Skillet Beef Casserole(6 Servings) - cooking recipe
Ingredients
-
2 (8 oz.) baking potatoes, peeled and cut into 1/8-inch slices
1 lb. lean boneless beef sirloin steak
vegetable cooking spray
1/2 c. thinly sliced carrots
1 c. thinly sliced onion
1/2 c. thinly sliced celery
2 cloves garlic, minced
2 Tbsp. all-purpose flour
1 tsp. coarsely ground pepper
3/4 tsp. dried whole thyme
1 (16 oz.) can no-salt-added green beans, drained
1 (14 oz.) can no-salt-added whole tomatoes, drained and chopped
1 (5 1/2 oz.) can no-salt-added vegetable juice cocktail
2 tsp. reduced calorie margarine, melted
Preparation
-
Cook potatoes in boiling water to cover for 3 minutes, or until crisp-tender.
Drain and set aside.
Trim fat from steak; cut steak into 1-inch pieces.
Coat a 10-inch ovenproof skillet with cooking spray; place over medium-high heat until hot.
Add steak; cook, turning occasionally, until browned on all sides.
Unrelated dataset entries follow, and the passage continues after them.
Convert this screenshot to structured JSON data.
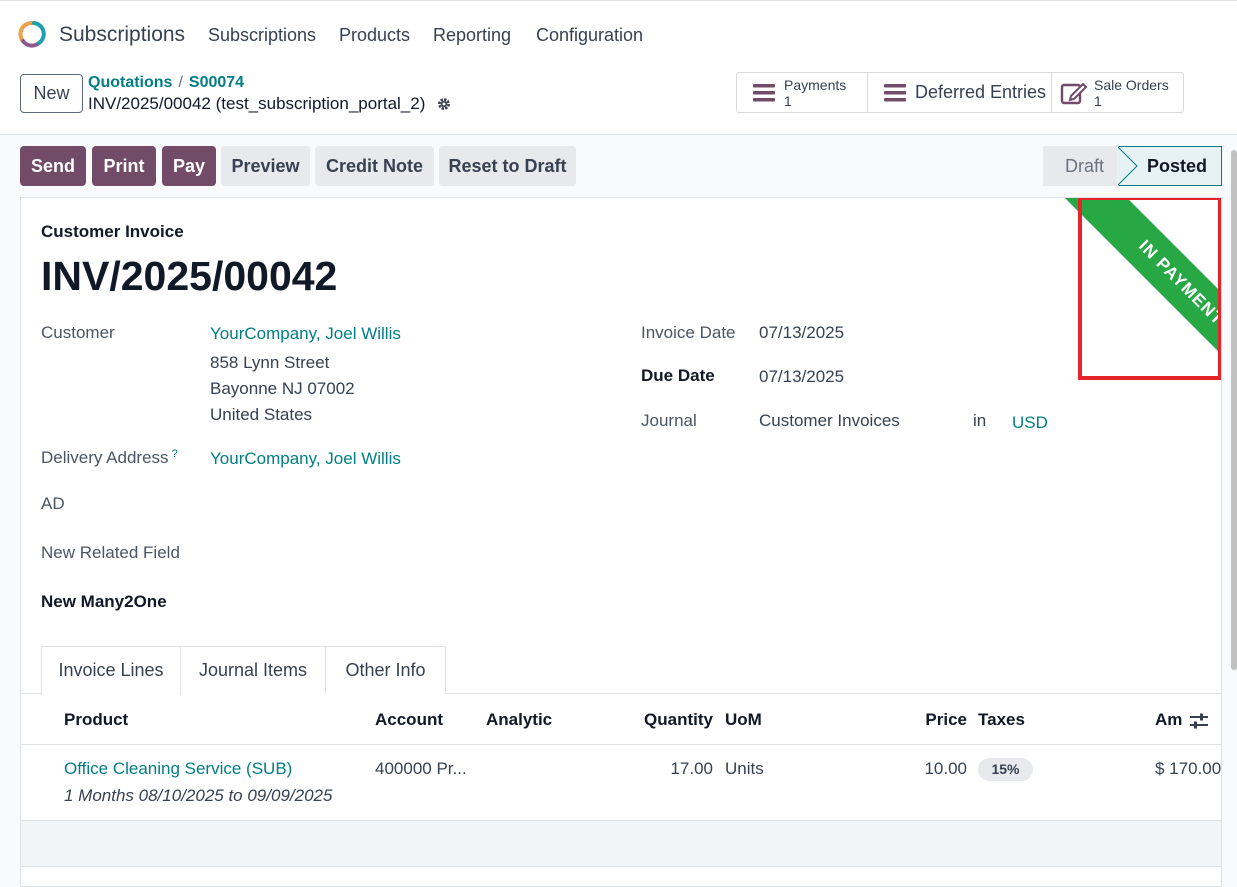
{
  "navbar": {
    "app_name": "Subscriptions",
    "menu": [
      "Subscriptions",
      "Products",
      "Reporting",
      "Configuration"
    ]
  },
  "control_panel": {
    "new_label": "New",
    "breadcrumbs": [
      "Quotations",
      "S00074"
    ],
    "breadcrumb_separator": "/",
    "record_title": "INV/2025/00042 (test_subscription_portal_2)",
    "smart_buttons": {
      "payments": {
        "label": "Payments",
        "value": "1",
        "icon": "list-icon"
      },
      "deferred": {
        "label": "Deferred Entries",
        "icon": "list-icon"
      },
      "sale_orders": {
        "label": "Sale Orders",
        "value": "1",
        "icon": "edit-document-icon"
      }
    }
  },
  "actions": {
    "send": "Send",
    "print": "Print",
    "pay": "Pay",
    "preview": "Preview",
    "credit_note": "Credit Note",
    "reset_to_draft": "Reset to Draft"
  },
  "status": {
    "draft": "Draft",
    "posted": "Posted",
    "current": "Posted"
  },
  "ribbon": {
    "text": "IN PAYMENT",
    "color": "#28a745"
  },
  "form": {
    "doc_type": "Customer Invoice",
    "doc_name": "INV/2025/00042",
    "customer": {
      "label": "Customer",
      "name": "YourCompany, Joel Willis",
      "street": "858 Lynn Street",
      "city_line": "Bayonne NJ 07002",
      "country": "United States"
    },
    "delivery_address": {
      "label": "Delivery Address",
      "help": "?",
      "value": "YourCompany, Joel Willis"
    },
    "ad_label": "AD",
    "new_related_field_label": "New Related Field",
    "new_many2one_label": "New Many2One",
    "invoice_date": {
      "label": "Invoice Date",
      "value": "07/13/2025"
    },
    "due_date": {
      "label": "Due Date",
      "value": "07/13/2025"
    },
    "journal": {
      "label": "Journal",
      "value": "Customer Invoices",
      "in_label": "in",
      "currency": "USD"
    }
  },
  "tabs": [
    "Invoice Lines",
    "Journal Items",
    "Other Info"
  ],
  "lines": {
    "headers": {
      "product": "Product",
      "account": "Account",
      "analytic": "Analytic",
      "quantity": "Quantity",
      "uom": "UoM",
      "price": "Price",
      "taxes": "Taxes",
      "amount": "Am"
    },
    "rows": [
      {
        "product": "Office Cleaning Service (SUB)",
        "description": "1 Months 08/10/2025 to 09/09/2025",
        "account": "400000 Pr...",
        "quantity": "17.00",
        "uom": "Units",
        "price": "10.00",
        "tax": "15%",
        "amount": "$ 170.00"
      }
    ]
  },
  "colors": {
    "primary": "#714b67",
    "link": "#017e84",
    "ribbon": "#28a745",
    "highlight": "#e3242b"
  }
}
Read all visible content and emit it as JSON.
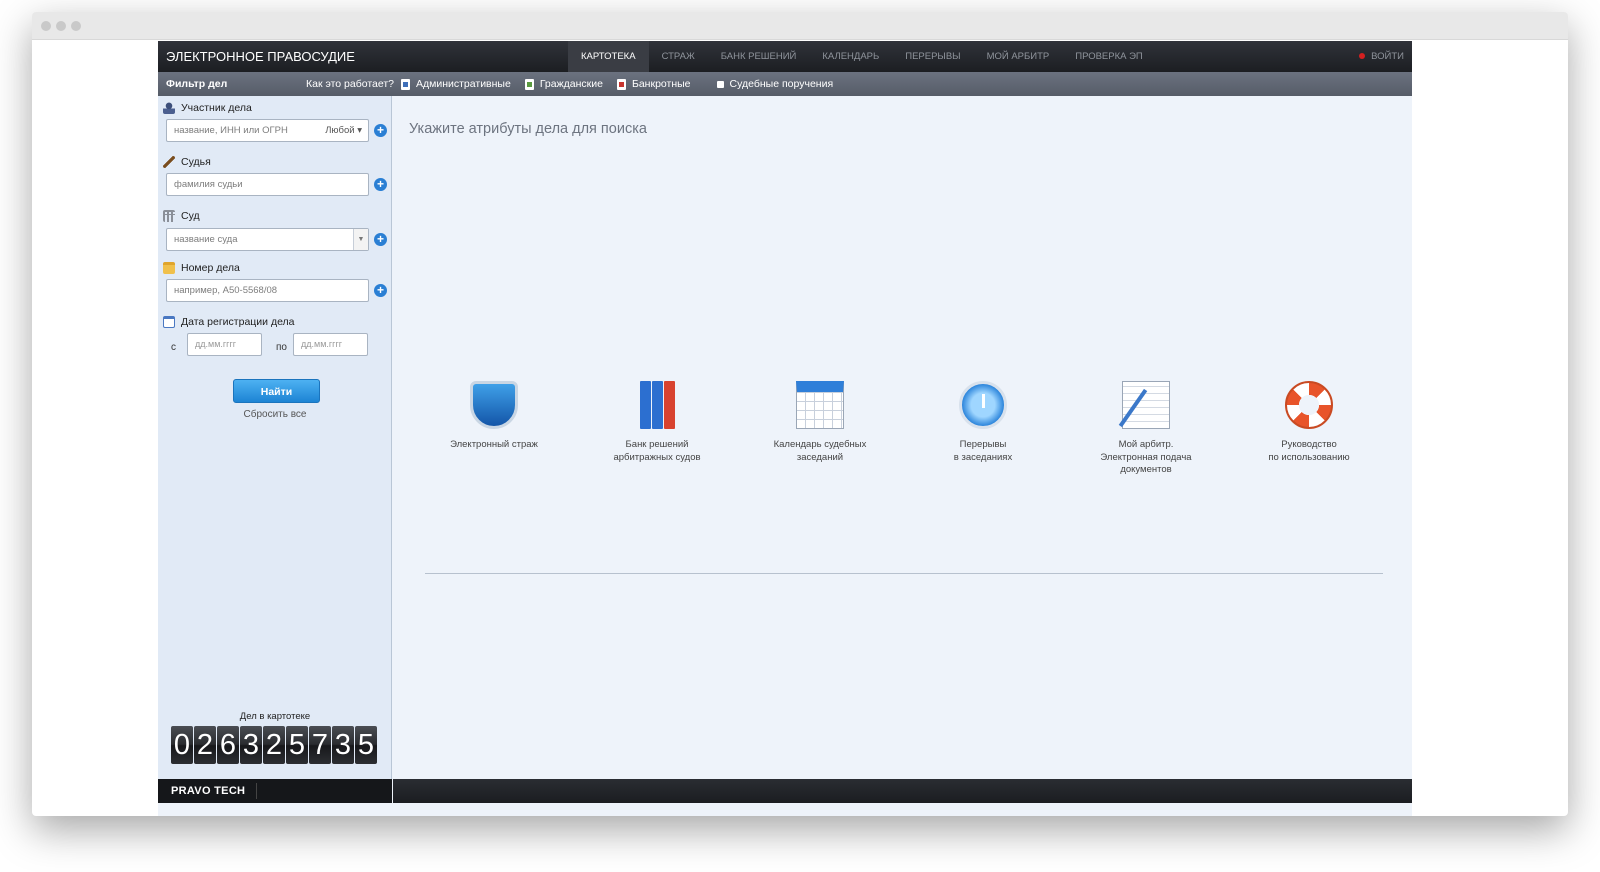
{
  "brand": "ЭЛЕКТРОННОЕ ПРАВОСУДИЕ",
  "nav": [
    {
      "label": "КАРТОТЕКА",
      "active": true
    },
    {
      "label": "СТРАЖ",
      "active": false
    },
    {
      "label": "БАНК РЕШЕНИЙ",
      "active": false
    },
    {
      "label": "КАЛЕНДАРЬ",
      "active": false
    },
    {
      "label": "ПЕРЕРЫВЫ",
      "active": false
    },
    {
      "label": "МОЙ АРБИТР",
      "active": false
    },
    {
      "label": "ПРОВЕРКА ЭП",
      "active": false
    }
  ],
  "login_label": "ВОЙТИ",
  "subnav": {
    "filter_title": "Фильтр дел",
    "howto": "Как это работает?",
    "categories": [
      "Административные",
      "Гражданские",
      "Банкротные",
      "Судебные поручения"
    ]
  },
  "sidebar": {
    "participant": {
      "label": "Участник дела",
      "placeholder": "название, ИНН или ОГРН",
      "scope": "Любой"
    },
    "judge": {
      "label": "Судья",
      "placeholder": "фамилия судьи"
    },
    "court": {
      "label": "Суд",
      "placeholder": "название суда"
    },
    "case_number": {
      "label": "Номер дела",
      "placeholder": "например, А50-5568/08"
    },
    "reg_date": {
      "label": "Дата регистрации дела",
      "from_label": "с",
      "to_label": "по",
      "from_placeholder": "дд.мм.гггг",
      "to_placeholder": "дд.мм.гггг"
    },
    "find_button": "Найти",
    "reset_link": "Сбросить все",
    "counter_label": "Дел в картотеке",
    "counter_digits": [
      "0",
      "2",
      "6",
      "3",
      "2",
      "5",
      "7",
      "3",
      "5"
    ]
  },
  "main": {
    "hint": "Укажите атрибуты дела для поиска",
    "tiles": [
      {
        "lines": [
          "Электронный страж"
        ],
        "icon": "shield-icon"
      },
      {
        "lines": [
          "Банк решений",
          "арбитражных судов"
        ],
        "icon": "binders-icon"
      },
      {
        "lines": [
          "Календарь судебных",
          "заседаний"
        ],
        "icon": "calendar-icon"
      },
      {
        "lines": [
          "Перерывы",
          "в заседаниях"
        ],
        "icon": "clock-icon"
      },
      {
        "lines": [
          "Мой арбитр.",
          "Электронная подача",
          "документов"
        ],
        "icon": "document-pen-icon"
      },
      {
        "lines": [
          "Руководство",
          "по использованию"
        ],
        "icon": "lifebuoy-icon"
      }
    ]
  },
  "footer": {
    "logo": "PRAVO TECH"
  },
  "colors": {
    "nav_bg": "#1c1e22",
    "accent": "#1d84d4",
    "login_dot": "#d42020"
  }
}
Remove from pan; set aside.
Wipe drippings from skillet with a paper towel.
Coat skillet with cooking spray.
Add carrot; saute 4 to 5 minutes, stirring frequently.
Add onion, celery and garlic; saute until vegetables are tender.
Combine flour, pepper and thyme; stir well.
Stir flour mixture into vegetable mixture. Cook 1 minute, stirring constantly.
Add beef, green beans, tomatoes and vegetable juice cocktail.
Bring to boil; reduce heat and simmer for 5 minutes, stirring occasionally.